ISAs have gained some traction and support in Congress. In 2019, Sens. Todd Young (R-IN) and Marco Rubio (R-FL) were joined by Mark Warner (D-VA) and Chris Coons (D-DE) in introducing the ISA Student Protection Act of 2019 to provide the legal framework and income tax treatment to stimulate growth of ISAs. The ISA Student Protection Act of 2019 would set a minimum income threshold to limit downside risk for students in case of unemployment or underemployment. This bill’s proposal puts the threshold at the Federal Poverty Line. The bill would also establish a payment cap to keep students from overpaying amounts back to their institutions by limiting both the percentage of income and a value known as the “commitment factor” which would balance between protecting students but also allowing ISA providers room to experiment with different types of caps. It would also ensure greater transparency to help students make informed decisions when considering ISAs by offering a legal definition of ISAs and providing clarity around their treatment under tax and consumer protection laws.

Covid-19’s damage to the US economy has been substantial and will only exacerbate the burdens that millions of Americans must carry with their student loan debt. ISAs are certainly an option that has bipartisan support that could prove to be an effective alternative. Although schools may take on greater risk with ISAs, they also stand to reap greater benefits, as students can end up paying back the school more than the tuition cost if they end up with high incomes. Furthermore, schools currently do not rely solely on ISAs, which means the amount of money that universities are risking on each agreement is actually fairly low.

Appendix: Companies referenced

Accredible is based in San Francisco and was founded by Alan Heppenstall and Danny King. Accredible is funded by three investors – SGH Capital, Tom Williams, and FJ Labs. It has approximately $3.5m in funding. They are the certification provider behind companies like Rosetta Stone, Google, Udacity, Kaplan University, Hootsuite, Telefonica, and The International Association of Privacy Professionals.

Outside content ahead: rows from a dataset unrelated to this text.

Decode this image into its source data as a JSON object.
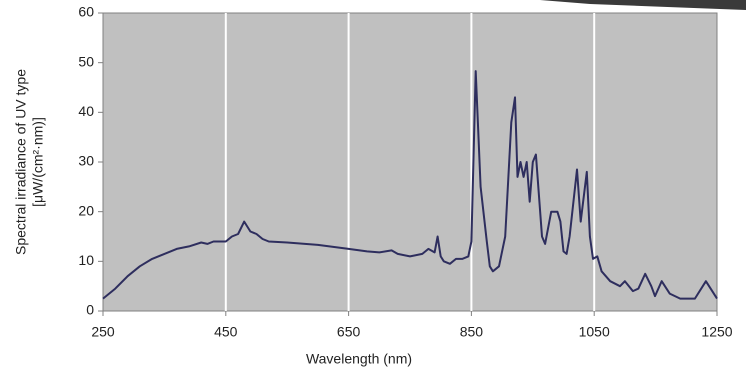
{
  "chart_data": {
    "type": "line",
    "xlabel": "Wavelength (nm)",
    "ylabel": [
      "Spectral irradiance of UV type",
      "[μW/(cm²·nm)]"
    ],
    "color": "#2e2e5e",
    "background": "#c0c0c0",
    "grid": "x",
    "xlim": [
      250,
      1250
    ],
    "xticks": [
      250,
      450,
      650,
      850,
      1050,
      1250
    ],
    "ylim": [
      0,
      60
    ],
    "yticks": [
      0,
      10,
      20,
      30,
      40,
      50,
      60
    ],
    "x": [
      250,
      270,
      290,
      310,
      330,
      350,
      370,
      390,
      410,
      420,
      430,
      450,
      460,
      470,
      480,
      490,
      500,
      510,
      520,
      550,
      600,
      650,
      680,
      700,
      720,
      730,
      750,
      770,
      780,
      790,
      795,
      800,
      805,
      815,
      825,
      835,
      845,
      850,
      857,
      865,
      875,
      880,
      885,
      895,
      905,
      915,
      921,
      925,
      930,
      935,
      940,
      945,
      950,
      955,
      965,
      970,
      980,
      990,
      995,
      1000,
      1005,
      1010,
      1022,
      1028,
      1038,
      1043,
      1048,
      1055,
      1062,
      1076,
      1092,
      1100,
      1113,
      1122,
      1133,
      1143,
      1149,
      1160,
      1173,
      1190,
      1214,
      1232,
      1250
    ],
    "values": [
      2.5,
      4.5,
      7,
      9,
      10.5,
      11.5,
      12.5,
      13,
      13.8,
      13.5,
      14,
      14,
      15,
      15.5,
      18,
      16,
      15.5,
      14.5,
      14,
      13.8,
      13.3,
      12.5,
      12,
      11.8,
      12.2,
      11.5,
      11,
      11.5,
      12.5,
      11.8,
      15,
      11,
      10,
      9.5,
      10.5,
      10.5,
      11,
      14,
      48.3,
      25,
      14,
      9,
      8,
      9,
      15,
      38,
      43,
      27,
      30,
      27,
      30,
      22,
      30,
      31.5,
      15,
      13.5,
      20,
      20,
      18,
      12,
      11.5,
      15,
      28.5,
      18,
      28,
      15,
      10.5,
      11,
      8,
      6,
      5,
      6,
      4,
      4.5,
      7.5,
      5,
      3,
      6,
      3.5,
      2.5,
      2.5,
      6,
      2.5
    ]
  }
}
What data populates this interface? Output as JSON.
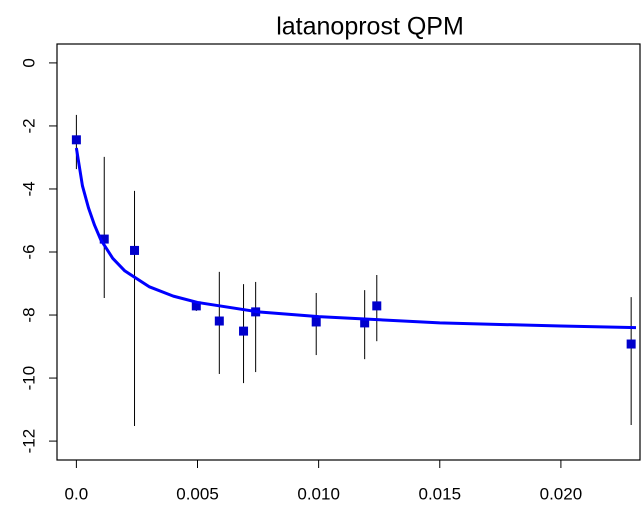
{
  "chart_data": {
    "type": "scatter",
    "title": "latanoprost QPM",
    "xlim": [
      -0.0008,
      0.0231
    ],
    "ylim": [
      -12.6,
      0.6
    ],
    "xticks": [
      {
        "value": 0,
        "label": "0.0"
      },
      0.005,
      {
        "value": 0.01,
        "label": "0.010"
      },
      0.015,
      {
        "value": 0.02,
        "label": "0.020"
      }
    ],
    "yticks": [
      0,
      -2,
      -4,
      -6,
      -8,
      -10,
      -12
    ],
    "series": [
      {
        "color": "#0000cc",
        "x": [
          0,
          0.00115,
          0.0024,
          0.00495,
          0.0059,
          0.0069,
          0.0074,
          0.0099,
          0.0119,
          0.0124,
          0.0229
        ],
        "values": [
          -2.44,
          -5.59,
          -5.95,
          -7.71,
          -8.19,
          -8.51,
          -7.9,
          -8.22,
          -8.25,
          -7.71,
          -8.92
        ],
        "lower": [
          -3.37,
          -7.46,
          -11.52,
          -7.87,
          -9.87,
          -10.16,
          -9.81,
          -9.27,
          -9.4,
          -8.83,
          -11.49
        ],
        "upper": [
          -1.65,
          -2.98,
          -4.06,
          -7.59,
          -6.63,
          -7.02,
          -6.95,
          -7.3,
          -7.21,
          -6.73,
          -7.43
        ]
      },
      {
        "type": "line",
        "color": "#0000ff",
        "x": [
          0,
          0.00025,
          0.0005,
          0.00075,
          0.001,
          0.0015,
          0.002,
          0.003,
          0.004,
          0.005,
          0.0075,
          0.01,
          0.015,
          0.02,
          0.0231
        ],
        "values": [
          -2.7,
          -3.9,
          -4.6,
          -5.15,
          -5.6,
          -6.2,
          -6.6,
          -7.1,
          -7.4,
          -7.6,
          -7.9,
          -8.05,
          -8.25,
          -8.35,
          -8.4
        ]
      }
    ]
  }
}
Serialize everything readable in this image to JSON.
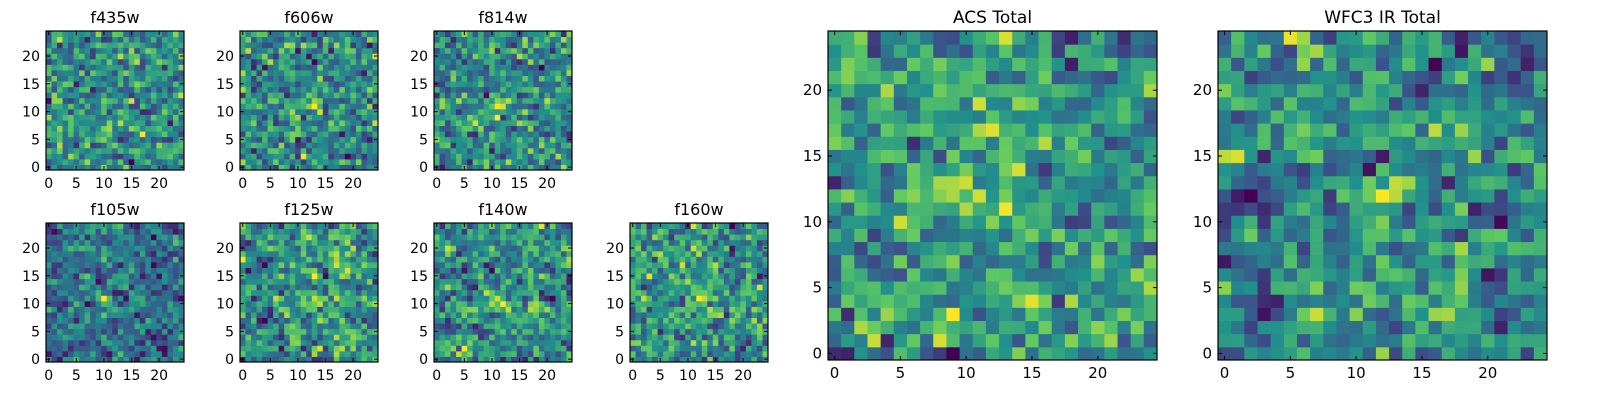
{
  "figure": {
    "colormap": "viridis",
    "colormap_stops": [
      "#440154",
      "#3b528b",
      "#21918c",
      "#5ec962",
      "#fde725"
    ],
    "axis_color": "#000000",
    "background": "#ffffff"
  },
  "chart_data": [
    {
      "type": "heatmap",
      "title": "f435w",
      "size": 25,
      "xlim": [
        0,
        24
      ],
      "ylim": [
        0,
        24
      ],
      "xticks": [
        0,
        5,
        10,
        15,
        20
      ],
      "yticks": [
        0,
        5,
        10,
        15,
        20
      ],
      "peak": null,
      "noise": 1.0,
      "seed": 11
    },
    {
      "type": "heatmap",
      "title": "f606w",
      "size": 25,
      "xlim": [
        0,
        24
      ],
      "ylim": [
        0,
        24
      ],
      "xticks": [
        0,
        5,
        10,
        15,
        20
      ],
      "yticks": [
        0,
        5,
        10,
        15,
        20
      ],
      "peak": [
        12,
        11
      ],
      "noise": 1.0,
      "seed": 23
    },
    {
      "type": "heatmap",
      "title": "f814w",
      "size": 25,
      "xlim": [
        0,
        24
      ],
      "ylim": [
        0,
        24
      ],
      "xticks": [
        0,
        5,
        10,
        15,
        20
      ],
      "yticks": [
        0,
        5,
        10,
        15,
        20
      ],
      "peak": [
        11,
        11
      ],
      "noise": 1.0,
      "seed": 37
    },
    {
      "type": "heatmap",
      "title": "f105w",
      "size": 25,
      "xlim": [
        0,
        24
      ],
      "ylim": [
        0,
        24
      ],
      "xticks": [
        0,
        5,
        10,
        15,
        20
      ],
      "yticks": [
        0,
        5,
        10,
        15,
        20
      ],
      "peak": [
        10,
        11
      ],
      "noise": 0.6,
      "seed": 41
    },
    {
      "type": "heatmap",
      "title": "f125w",
      "size": 25,
      "xlim": [
        0,
        24
      ],
      "ylim": [
        0,
        24
      ],
      "xticks": [
        0,
        5,
        10,
        15,
        20
      ],
      "yticks": [
        0,
        5,
        10,
        15,
        20
      ],
      "peak": [
        13,
        11
      ],
      "noise": 0.6,
      "seed": 53
    },
    {
      "type": "heatmap",
      "title": "f140w",
      "size": 25,
      "xlim": [
        0,
        24
      ],
      "ylim": [
        0,
        24
      ],
      "xticks": [
        0,
        5,
        10,
        15,
        20
      ],
      "yticks": [
        0,
        5,
        10,
        15,
        20
      ],
      "peak": [
        11,
        11
      ],
      "noise": 0.6,
      "seed": 67
    },
    {
      "type": "heatmap",
      "title": "f160w",
      "size": 25,
      "xlim": [
        0,
        24
      ],
      "ylim": [
        0,
        24
      ],
      "xticks": [
        0,
        5,
        10,
        15,
        20
      ],
      "yticks": [
        0,
        5,
        10,
        15,
        20
      ],
      "peak": [
        12,
        11
      ],
      "noise": 0.7,
      "seed": 79
    },
    {
      "type": "heatmap",
      "title": "ACS Total",
      "size": 25,
      "xlim": [
        0,
        24
      ],
      "ylim": [
        0,
        24
      ],
      "xticks": [
        0,
        5,
        10,
        15,
        20
      ],
      "yticks": [
        0,
        5,
        10,
        15,
        20
      ],
      "peak": [
        11,
        12
      ],
      "noise": 0.6,
      "seed": 97
    },
    {
      "type": "heatmap",
      "title": "WFC3 IR Total",
      "size": 25,
      "xlim": [
        0,
        24
      ],
      "ylim": [
        0,
        24
      ],
      "xticks": [
        0,
        5,
        10,
        15,
        20
      ],
      "yticks": [
        0,
        5,
        10,
        15,
        20
      ],
      "peak": [
        12,
        12
      ],
      "noise": 0.5,
      "seed": 109
    }
  ]
}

Credly is a digital credential network based out of New York and was founded by Jonathan Finkelstein. It is funded by nine investors including Zoma Capital, University Ventures, New Markets Venture Partners, Stratda Education Network, Pearson, Lion brothers Company, LuminaFoundation, and Credly’s founder. It acquired Acclaim Badging in 2018.

Instructure is an educational technology firm headquartered in Salt Lake City and was recently acquired by Thoma Bravo. It is the developer and publisher of Canvas, a web-based learning management system.

Padlet is based out of San Francisco and was founded by Nitesh Goel and Pranav Piyush. It has nine investors including Nick Candito, John Danner, Dave Lerner, Sumon Sadhu, Ryan Petersen, Payl Sethi, Jeff Epstein, FundersClub, and Y Combinator. Padlet serves as on online virtual “bulletin” board for teachers and students.

Socrative is a student performance-tracking system, based out of Alberta, Canada and was acquired by Showbie in 2018.

Vemo Education is an educational technology company headquartered in Arlington, Virginia and was founded by Bill Brosseau, Jeff Weinstein, Renée Mang, and Tonio DeSorrento.

2U was acquired by Sachem Head in late 2019. It is based out of Hyattsville, Maryland. It is a cloud-based SaaS platform that provides schools with comprehensive operating infrastructure.

The views expressed in this report can be attributed to the named author(s) only.